Lightly toss seeds with oil, adding just enough to coat seeds while stirring (so add it slowly!). Alternately, you could spray the cookie sheet with oil spray, then layer the seeds and spray them thoroughly. Shake salt heavily over them (it won't likely stick if you add it after, and much may fall off on the pan) and bake at 250 degrees, stirring every 10 minutes, until lightly browned. This can take anwhere from 30 min to an hour. I take them out when I first see a few starting to brown. Allow to cool before tasting. (They crisp up)

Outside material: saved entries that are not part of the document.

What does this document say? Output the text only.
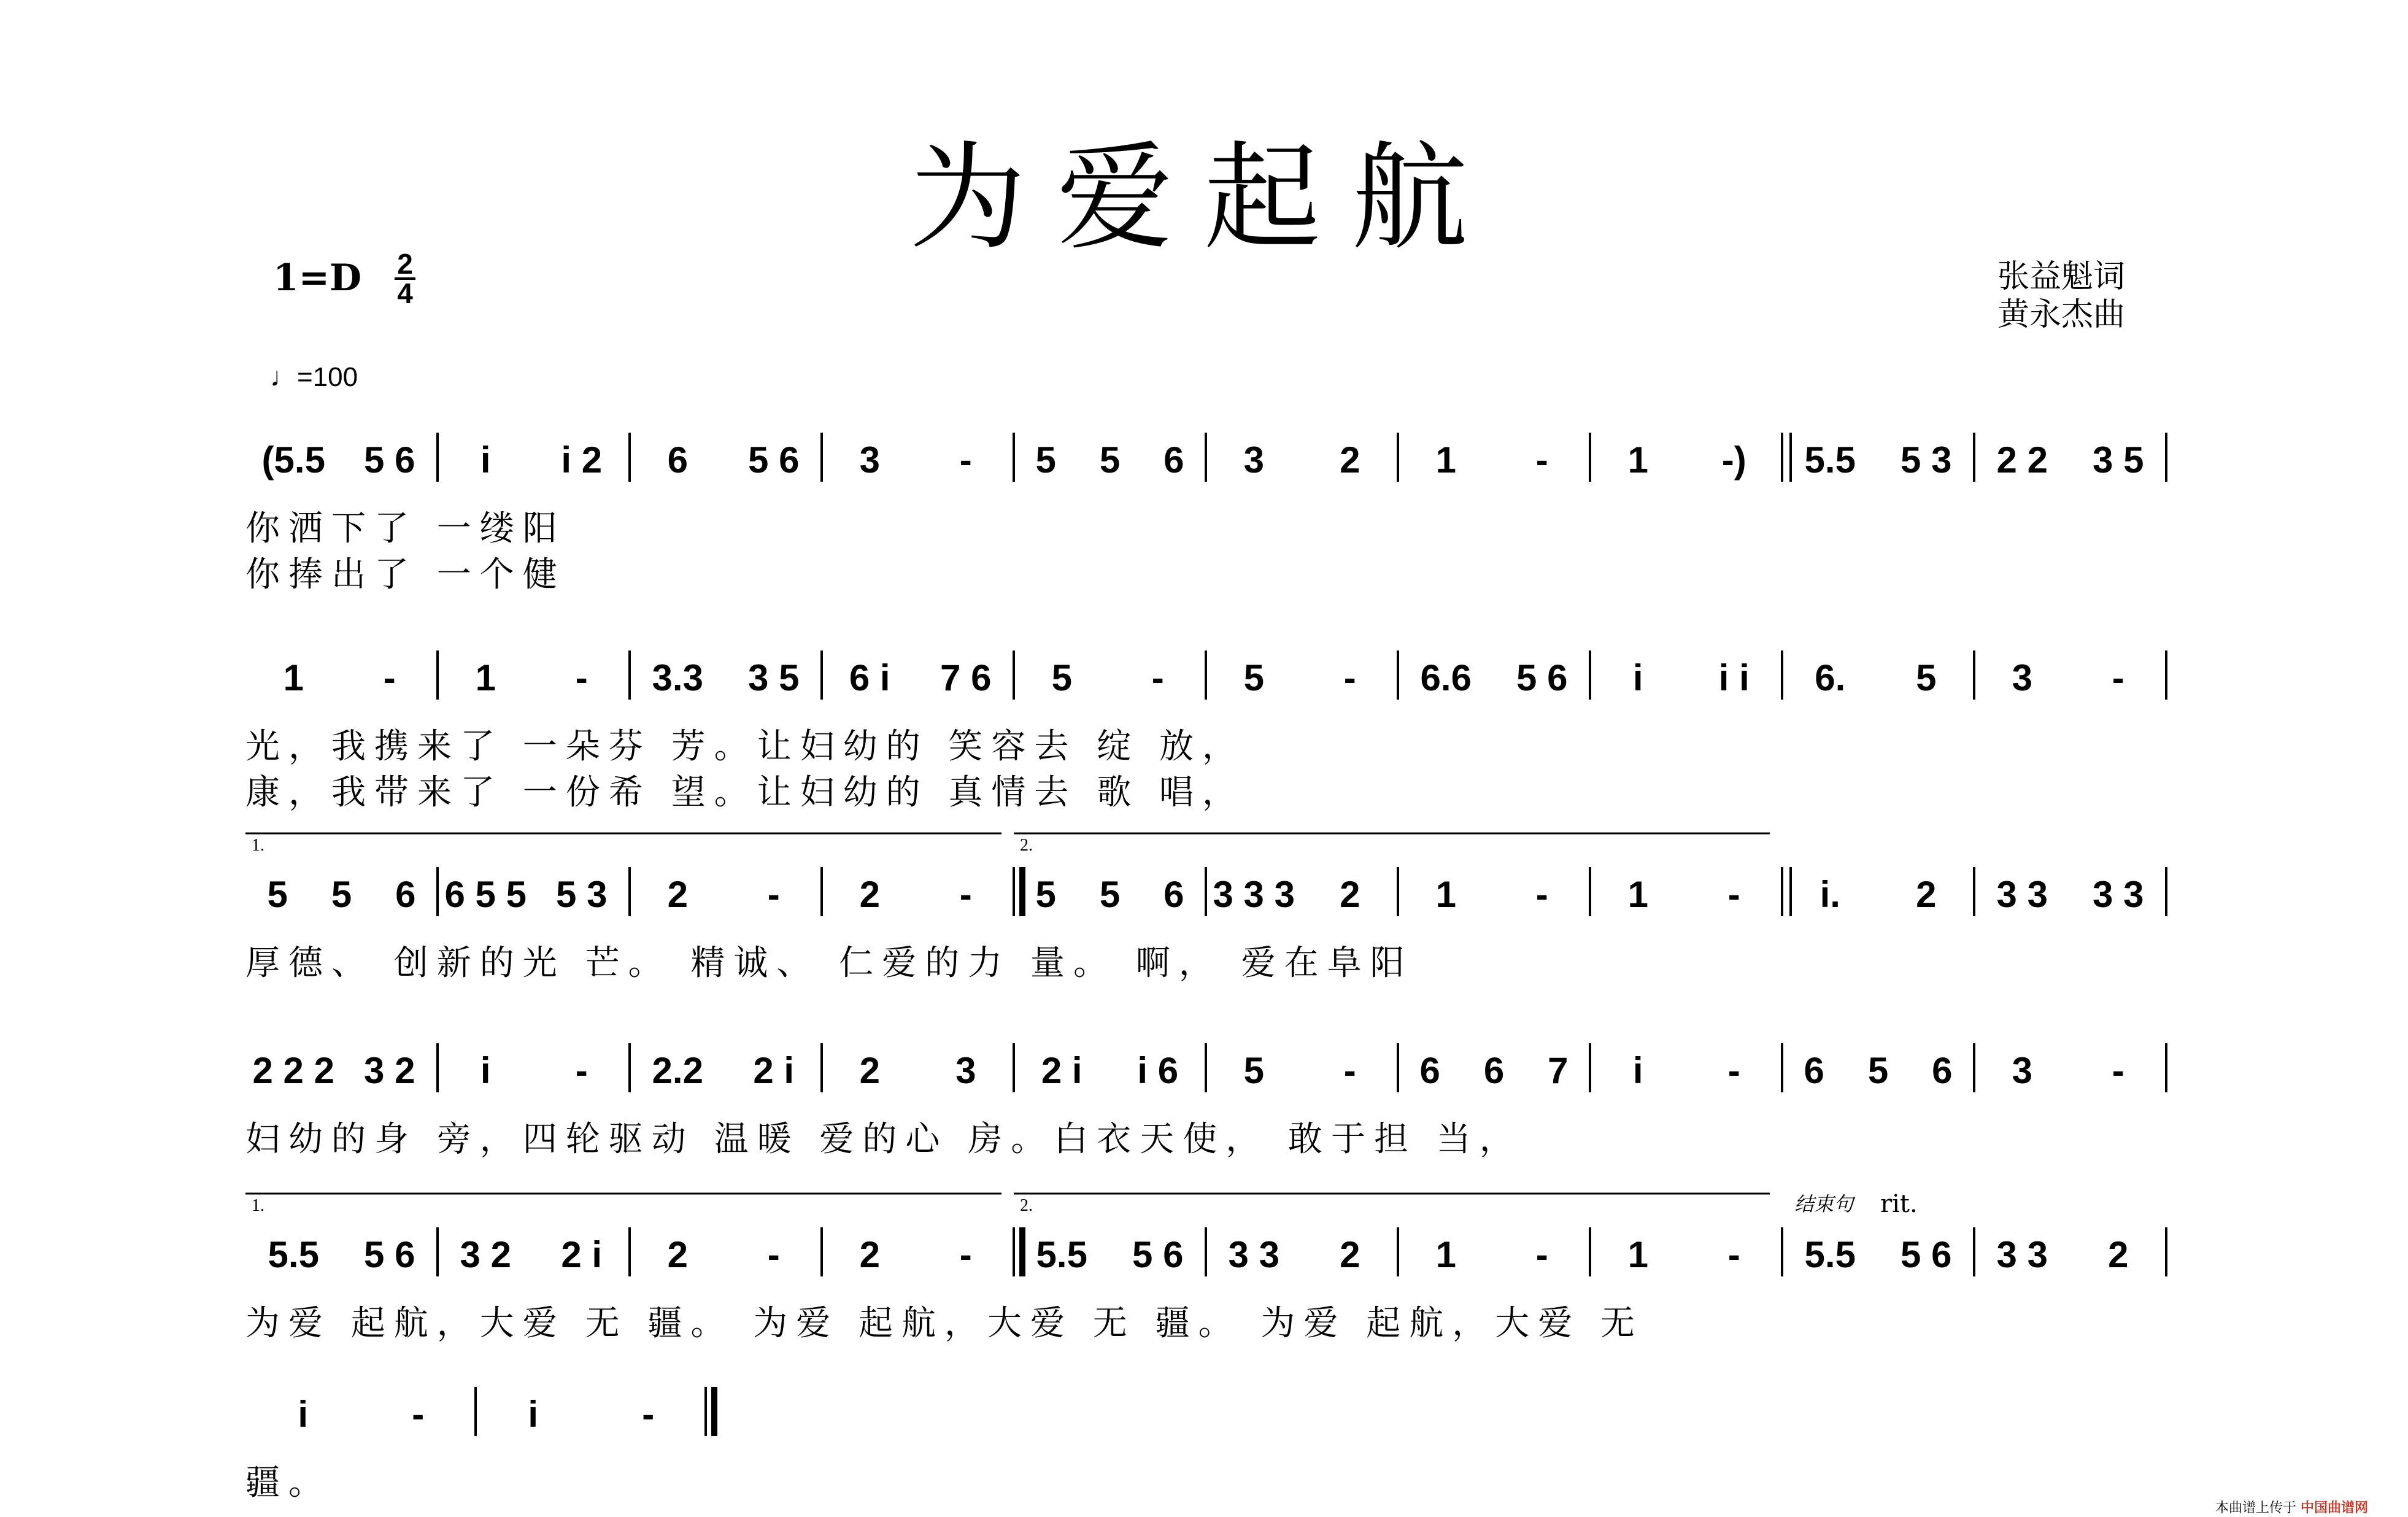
为爱起航
1=D 2
4
♩=100
张益魁词
黄永杰曲
(5.5 5 6 i i 2 6 5 6 3 - 5 5 6 3 2 1 - 1 -) 5.5 5 3 2 2 3 5
你洒下了 一缕阳
你捧出了 一个健
1 - 1 - 3.3 3 5 6 i 7 6 5 - 5 - 6.6 5 6 i i i 6. 5 3 -
光，我携来了 一朵芬 芳。让妇幼的 笑容去 绽 放，
康，我带来了 一份希 望。让妇幼的 真情去 歌 唱，
5 5 6 6 5 5 5 3 2 - 2 - 5 5 6 3 3 3 2 1 - 1 - i. 2 3 3 3 3
厚德、 创新的光 芒。 精诚、 仁爱的力 量。 啊， 爱在阜阳
1.	2.
2 2 2 3 2 i - 2.2 2 i 2 3 2 i i 6 5 - 6 6 7 i - 6 5 6 3 -
妇幼的身 旁，四轮驱动 温暖 爱的心 房。白衣天使， 敢于担 当，
5.5 5 6 3 2 2 i 2 - 2 - 5.5 5 6 3 3 2 1 - 1 - 5.5 5 6 3 3 2
为爱 起航，大爱 无 疆。 为爱 起航，大爱 无 疆。 为爱 起航，大爱 无
1.	2.	结束句 rit.
i	-	i	-
疆。
本曲谱上传于 中国曲谱网
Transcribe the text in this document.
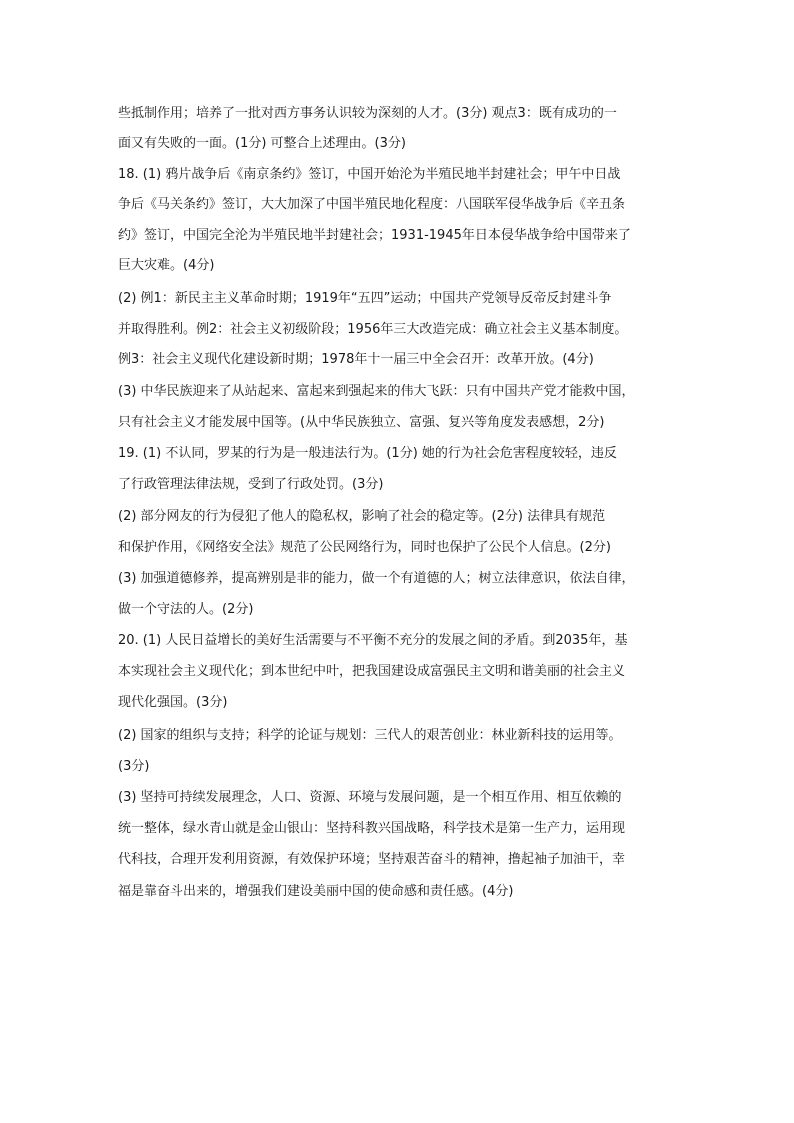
些抵制作用；培养了一批对西方事务认识较为深刻的人才。(3分) 观点3：既有成功的一
面又有失败的一面。(1分) 可整合上述理由。(3分)
18. (1) 鸦片战争后《南京条约》签订，中国开始沦为半殖民地半封建社会；甲午中日战
争后《马关条约》签订，大大加深了中国半殖民地化程度：八国联军侵华战争后《辛丑条
约》签订，中国完全沦为半殖民地半封建社会；1931-1945年日本侵华战争给中国带来了
巨大灾难。(4分)
(2) 例1：新民主主义革命时期；1919年“五四”运动；中国共产党领导反帝反封建斗争
并取得胜利。例2：社会主义初级阶段；1956年三大改造完成：确立社会主义基本制度。
例3：社会主义现代化建设新时期；1978年十一届三中全会召开：改革开放。(4分)
(3) 中华民族迎来了从站起来、富起来到强起来的伟大飞跃：只有中国共产党才能救中国，
只有社会主义才能发展中国等。(从中华民族独立、富强、复兴等角度发表感想，2分)
19. (1) 不认同，罗某的行为是一般违法行为。(1分) 她的行为社会危害程度较轻，违反
了行政管理法律法规，受到了行政处罚。(3分)
(2) 部分网友的行为侵犯了他人的隐私权，影响了社会的稳定等。(2分) 法律具有规范
和保护作用，《网络安全法》规范了公民网络行为，同时也保护了公民个人信息。(2分)
(3) 加强道德修养，提高辨别是非的能力，做一个有道德的人；树立法律意识，依法自律，
做一个守法的人。(2分)
20. (1) 人民日益增长的美好生活需要与不平衡不充分的发展之间的矛盾。到2035年，基
本实现社会主义现代化；到本世纪中叶，把我国建设成富强民主文明和谐美丽的社会主义
现代化强国。(3分)
(2) 国家的组织与支持；科学的论证与规划：三代人的艰苦创业：林业新科技的运用等。
(3分)
(3) 坚持可持续发展理念，人口、资源、环境与发展问题，是一个相互作用、相互依赖的
统一整体，绿水青山就是金山银山：坚持科教兴国战略，科学技术是第一生产力，运用现
代科技，合理开发利用资源，有效保护环境；坚持艰苦奋斗的精神，撸起袖子加油干，幸
福是靠奋斗出来的，增强我们建设美丽中国的使命感和责任感。(4分)
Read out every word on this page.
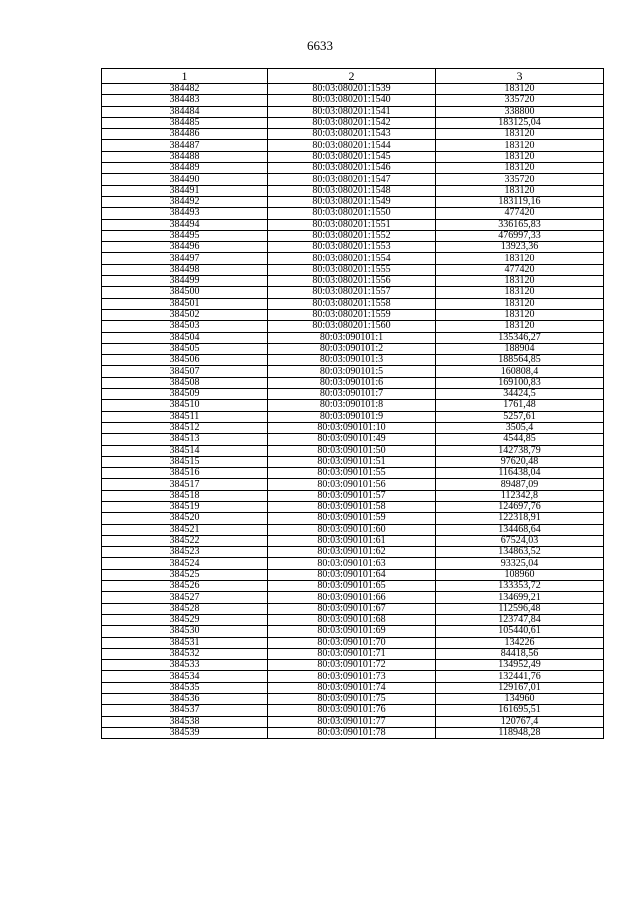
6633
1	2	3
384482	80:03:080201:1539	183120
384483	80:03:080201:1540	335720
384484	80:03:080201:1541	338800
384485	80:03:080201:1542	183125,04
384486	80:03:080201:1543	183120
384487	80:03:080201:1544	183120
384488	80:03:080201:1545	183120
384489	80:03:080201:1546	183120
384490	80:03:080201:1547	335720
384491	80:03:080201:1548	183120
384492	80:03:080201:1549	183119,16
384493	80:03:080201:1550	477420
384494	80:03:080201:1551	336165,83
384495	80:03:080201:1552	476997,33
384496	80:03:080201:1553	13923,36
384497	80:03:080201:1554	183120
384498	80:03:080201:1555	477420
384499	80:03:080201:1556	183120
384500	80:03:080201:1557	183120
384501	80:03:080201:1558	183120
384502	80:03:080201:1559	183120
384503	80:03:080201:1560	183120
384504	80:03:090101:1	135346,27
384505	80:03:090101:2	188904
384506	80:03:090101:3	188564,85
384507	80:03:090101:5	160808,4
384508	80:03:090101:6	169100,83
384509	80:03:090101:7	34424,5
384510	80:03:090101:8	1761,48
384511	80:03:090101:9	5257,61
384512	80:03:090101:10	3505,4
384513	80:03:090101:49	4544,85
384514	80:03:090101:50	142738,79
384515	80:03:090101:51	97620,48
384516	80:03:090101:55	116438,04
384517	80:03:090101:56	89487,09
384518	80:03:090101:57	112342,8
384519	80:03:090101:58	124697,76
384520	80:03:090101:59	122318,91
384521	80:03:090101:60	134468,64
384522	80:03:090101:61	67524,03
384523	80:03:090101:62	134863,52
384524	80:03:090101:63	93325,04
384525	80:03:090101:64	108960
384526	80:03:090101:65	133353,72
384527	80:03:090101:66	134699,21
384528	80:03:090101:67	112596,48
384529	80:03:090101:68	123747,84
384530	80:03:090101:69	105440,61
384531	80:03:090101:70	134226
384532	80:03:090101:71	84418,56
384533	80:03:090101:72	134952,49
384534	80:03:090101:73	132441,76
384535	80:03:090101:74	129167,01
384536	80:03:090101:75	134960
384537	80:03:090101:76	161695,51
384538	80:03:090101:77	120767,4
384539	80:03:090101:78	118948,28
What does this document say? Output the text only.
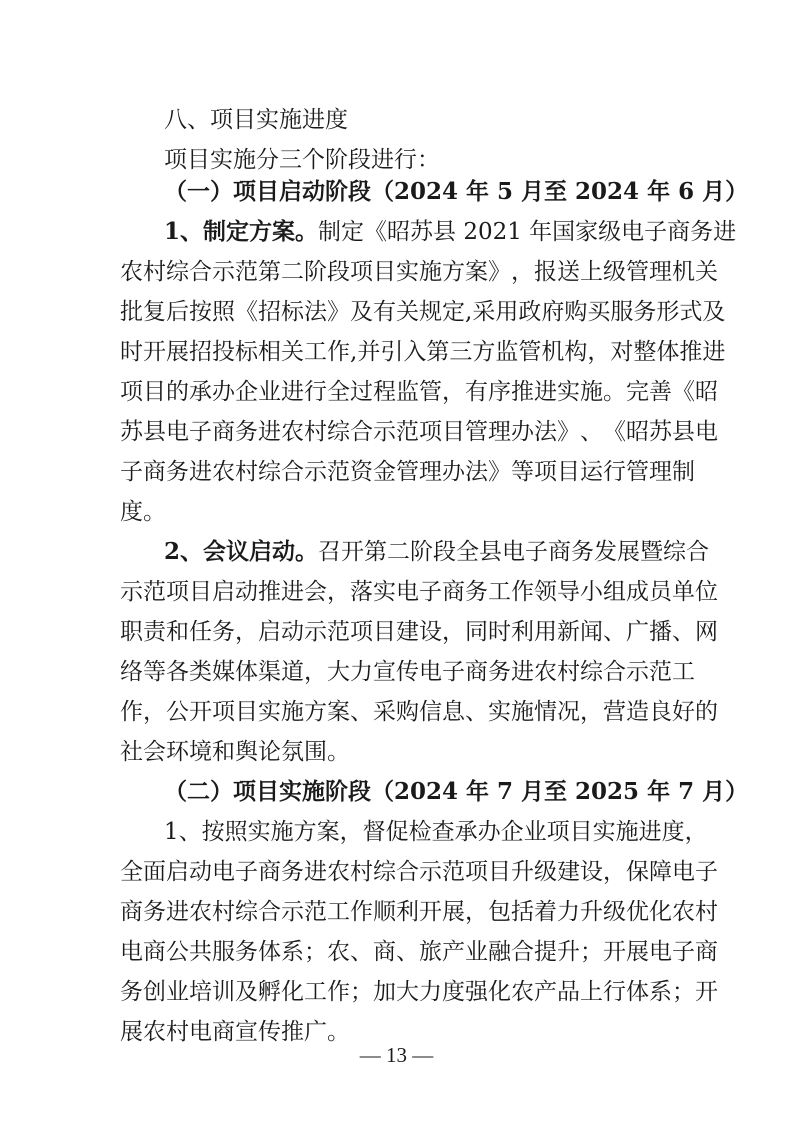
八、项目实施进度
项目实施分三个阶段进行：
（一）项目启动阶段（2024 年 5 月至 2024 年 6 月）
1、制定方案。 制定《昭苏县 2021 年国家级电子商务进
农 村 综 合 示 范 第 二 阶 段 项 目 实 施 方 案 》 ， 报 送 上 级 管 理 机 关
批 复 后 按 照 《 招 标 法 》 及 有 关 规 定 , 采 用 政 府 购 买 服 务 形 式 及
时 开 展 招 投 标 相 关 工 作 , 并 引 入 第 三 方 监 管 机 构 ， 对 整 体 推 进
项 目 的 承 办 企 业 进 行 全 过 程 监 管 ， 有 序 推 进 实 施 。 完 善 《 昭
苏 县 电 子 商 务 进 农 村 综 合 示 范 项 目 管 理 办 法 》 、 《 昭 苏 县 电
子 商 务 进 农 村 综 合 示 范 资 金 管 理 办 法 》 等 项 目 运 行 管 理 制
度。
2、会议启动。 召开第二阶段全县电子商务发展暨综合
示 范 项 目 启 动 推 进 会 ， 落 实 电 子 商 务 工 作 领 导 小 组 成 员 单 位
职 责 和 任 务 ， 启 动 示 范 项 目 建 设 ， 同 时 利 用 新 闻 、 广 播 、 网
络 等 各 类 媒 体 渠 道 ， 大 力 宣 传 电 子 商 务 进 农 村 综 合 示 范 工
作 ， 公 开 项 目 实 施 方 案 、 采 购 信 息 、 实 施 情 况 ， 营 造 良 好 的
社会环境和舆论氛围。
（二）项目实施阶段（2024 年 7 月至 2025 年 7 月）
1、按照实施方案，督促检查承办企业项目实施进度，
全 面 启 动 电 子 商 务 进 农 村 综 合 示 范 项 目 升 级 建 设 ， 保 障 电 子
商 务 进 农 村 综 合 示 范 工 作 顺 利 开 展 ， 包 括 着 力 升 级 优 化 农 村
电 商 公 共 服 务 体 系 ； 农 、 商 、 旅 产 业 融 合 提 升 ； 开 展 电 子 商
务 创 业 培 训 及 孵 化 工 作 ； 加 大 力 度 强 化 农 产 品 上 行 体 系 ； 开
展农村电商宣传推广。
— 13 —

More involved recipes usually call for butter, but you can use a butter substitute that you like the flavor of. For really flavorful ones that may remind you of chex mix, try using the following seasoning per 1 1/2 cups of raw seeds:
4 Tbsp. butter substitute
1/8 tsp. Worcestershire sauce
3 drops hot sauce
1/4 tsp seasoning salt
1/4 tsp garlic powder
1/8 tsp celery salt
1/8 tsp salt
Corn tortillas and Fresh Salsa- Studying the Spanish settlements or South and Central American groups?
Fresh Pico de Gallo is a simple salsa that would be very kid friendly to make. As long as you don't have a genetic aversion to cilantro that makes it taste like dish soap, you should be able to customize this recipe to fit your palate.
Kettle Corn (Popcorn)- Why all the corn in these recipes? Scholars believe corn (and popcorn) originated in the Americas. Read "Popcorn: Ingrained in America's Agricultural History" to glean some additional facts to share with students.
Pea Soup- Pea soup has been around a long, long time. A chef in Canada traced pea soup all the way back to French explorer Samuel de Champlain. Listen to a 4 minute interview and see some additional recipes here.
Pumpkin Bread- This article explains that America's first folk song "New England Annoyances" includes a verse about how MANY pumpkins early Settlers ate. While this may have been dull, it was nourishing when other crops failed.
Julienne Soup- "Julienne" is a French word describing how to cut vegetables into a small, thin match-stick like shape. Julienne soup was popular enough to make it into early cookbooks in France with Americans writing about the new dish.
This should be a quick soup, one that would've been easily made from a summer or fall garden and the pantry staple of stock.